The High Court recently heard the case of West Suffolk Council v Secretary of State for Levelling Up, Housing and Communities & Ors [2025].
The decision by the High Court has provided important clarification on the application of Class E of the Town and Country Planning (Use Classes) Order 1987, as amended in 2020, to veterinary and research uses.
The case concerned the former Animal Health Trust (AHT) site in Kentford, Suffolk. The AHT had provided specialist veterinary services and engaged in research into animal health. Following the Trust’s closure, the landowner sought a lawful development certificate (LDC) confirming the site’s former use fell within Class E – specifically, medical or health services under paragraph (e), and research and development of products or processes under paragraph (g)(ii).
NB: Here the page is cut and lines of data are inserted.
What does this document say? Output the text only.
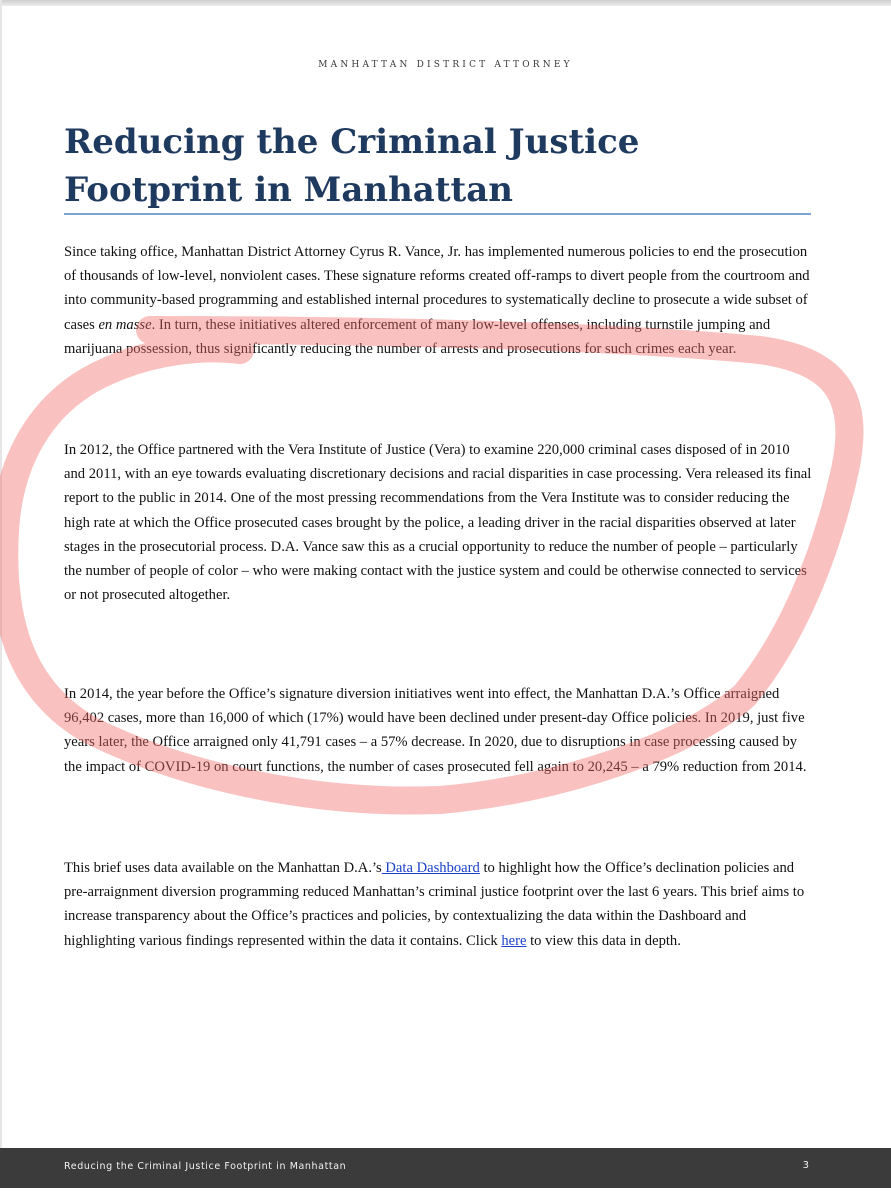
MANHATTAN DISTRICT ATTORNEY
Reducing the Criminal Justice Footprint in Manhattan

Since taking office, Manhattan District Attorney Cyrus R. Vance, Jr. has implemented numerous policies to end the prosecution of thousands of low-level, nonviolent cases. These signature reforms created off-ramps to divert people from the courtroom and into community-based programming and established internal procedures to systematically decline to prosecute a wide subset of cases en masse. In turn, these initiatives altered enforcement of many low-level offenses, including turnstile jumping and marijuana possession, thus significantly reducing the number of arrests and prosecutions for such crimes each year.

In 2012, the Office partnered with the Vera Institute of Justice (Vera) to examine 220,000 criminal cases disposed of in 2010 and 2011, with an eye towards evaluating discretionary decisions and racial disparities in case processing. Vera released its final report to the public in 2014. One of the most pressing recommendations from the Vera Institute was to consider reducing the high rate at which the Office prosecuted cases brought by the police, a leading driver in the racial disparities observed at later stages in the prosecutorial process. D.A. Vance saw this as a crucial opportunity to reduce the number of people – particularly the number of people of color – who were making contact with the justice system and could be otherwise connected to services or not prosecuted altogether.

In 2014, the year before the Office’s signature diversion initiatives went into effect, the Manhattan D.A.’s Office arraigned 96,402 cases, more than 16,000 of which (17%) would have been declined under present-day Office policies. In 2019, just five years later, the Office arraigned only 41,791 cases – a 57% decrease. In 2020, due to disruptions in case processing caused by the impact of COVID-19 on court functions, the number of cases prosecuted fell again to 20,245 – a 79% reduction from 2014.

This brief uses data available on the Manhattan D.A.’s Data Dashboard to highlight how the Office’s declination policies and pre-arraignment diversion programming reduced Manhattan’s criminal justice footprint over the last 6 years. This brief aims to increase transparency about the Office’s practices and policies, by contextualizing the data within the Dashboard and highlighting various findings represented within the data it contains. Click here to view this data in depth.

Reducing the Criminal Justice Footprint in Manhattan	3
West Suffolk Council opposed the application, arguing that the services were too restricted to qualify as uses provided “to visiting members of the public” and that the research was not sufficiently product focused.
The High Court upheld the Inspector’s decision to grant the certificate. On the question of veterinary services, the Court found that members of the public remained “visiting members” even where access was by referral or appointment. Drawing on case law such as Kalra v Secretary of State for the Environment (1996), the Court held that requiring a referral did not exclude the public nature of the service. The services were not limited to a private group, nor was any subscription or membership required. The decision makes clear that specialist veterinary clinics can fall within Class E(e).
In relation to research, the Court accepted that the AHT’s work – though academic in some respects – was ultimately aimed at developing treatments, diagnostics, and therapies. It confirmed that Class E(g)(ii) applies even where research does not directly yield a physical product, provided it contributes to the development of products or processes in practice. The Court also found that research papers themselves could qualify as “products”, supporting the inclusion of research outputs within the use class.
This decision is significant for planning authorities and developers.
It confirms that veterinary practices and scientific research facilities may lawfully operate within Class E, removing the need for fresh planning permission when changing to or from such uses within the same class. The ruling supports the broader aim of the 2020 reforms – to simplify and modernise the planning framework.
More broadly, the case reinforces a purposive interpretation of Class E, ensuring the planning system accommodates evolving healthcare and scientific uses without unnecessary regulatory barriers.